Okay. I guess, I'm not talking about some sort of polarizing thing where you would lever up to the six, seven, eight time degree. But sort of why not oscillate around one and a half turns or two times of debt in a business that isn't cyclical with a management team that has kind of indicated that large investments in acquisitions are unlikely.

Ajay Sabherwal

Analyst

No, no, I'm not disagreeing with you, Tobey. What I will say is debt for debt's sake is not an objective. I have no objection to cash piling up in the company, and at the same time deploying it, at opportune moments. But not to take on debt to increase turns, if we don't have a credible deployment opportunity.

Steven Gunby

Analyst

So let me just add here, Tobey.

Tobey Sommer

Analyst

Okay. Thank you.

Steven Gunby

Analyst

Tobey, sorry I'm just going to add something. It's just – I think you're right on that. There's no way this company is not at risk if we had two or three times EBITDA on debt. I mean, I think Ajay is right. I think that some of our competitors who have six or eight, I'm glad we're not in that position. But it's just part of a question that we talked about on an ongoing basis of where our cash position is how to use it all those sorts of things. So we don't have a religious prohibition against two or three times EBITDA on debt. It just hasn't been in our opinion opportunity to go there at this point in time. Tobey, does that help?

Tobey Sommer

Analyst

It does.
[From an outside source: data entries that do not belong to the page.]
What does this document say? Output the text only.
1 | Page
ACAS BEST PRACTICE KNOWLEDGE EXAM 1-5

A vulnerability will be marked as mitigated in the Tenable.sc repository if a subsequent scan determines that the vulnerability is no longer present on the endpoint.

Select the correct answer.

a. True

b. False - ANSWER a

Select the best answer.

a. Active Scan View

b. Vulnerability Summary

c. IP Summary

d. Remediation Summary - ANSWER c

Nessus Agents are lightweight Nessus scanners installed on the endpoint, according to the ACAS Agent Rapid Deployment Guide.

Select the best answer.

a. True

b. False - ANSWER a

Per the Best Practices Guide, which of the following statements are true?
I was just hoping to discuss how you might be able to get there over the long term, without tying you down to a specific action like, perhaps investing more than annual cash flow and repurchase over a number of years would be a way to do it.

Steven Gunby

Analyst

Yeah. Yeah. I think we're not – at this point you can hear from my CFO, he's not ready to share that level of detail on plans. But I think he'll take your input as he does a lot of people's input. Okay.

Tobey Sommer

Analyst

Thank you so much.

Steven Gunby

Analyst

Thank you. Thanks for your coverage.

Operator

Operator

We have no further questions. Thank you for joining today’s conference.

Steven Gunby

Analyst

Yeah. Thank you all for the attention and the support, and I'm hoping everybody stays – continues to stay safe. Thanks again.

Operator

Operator

This concludes our conference for today. Thank you for attending today's presentation. You may now disconnect.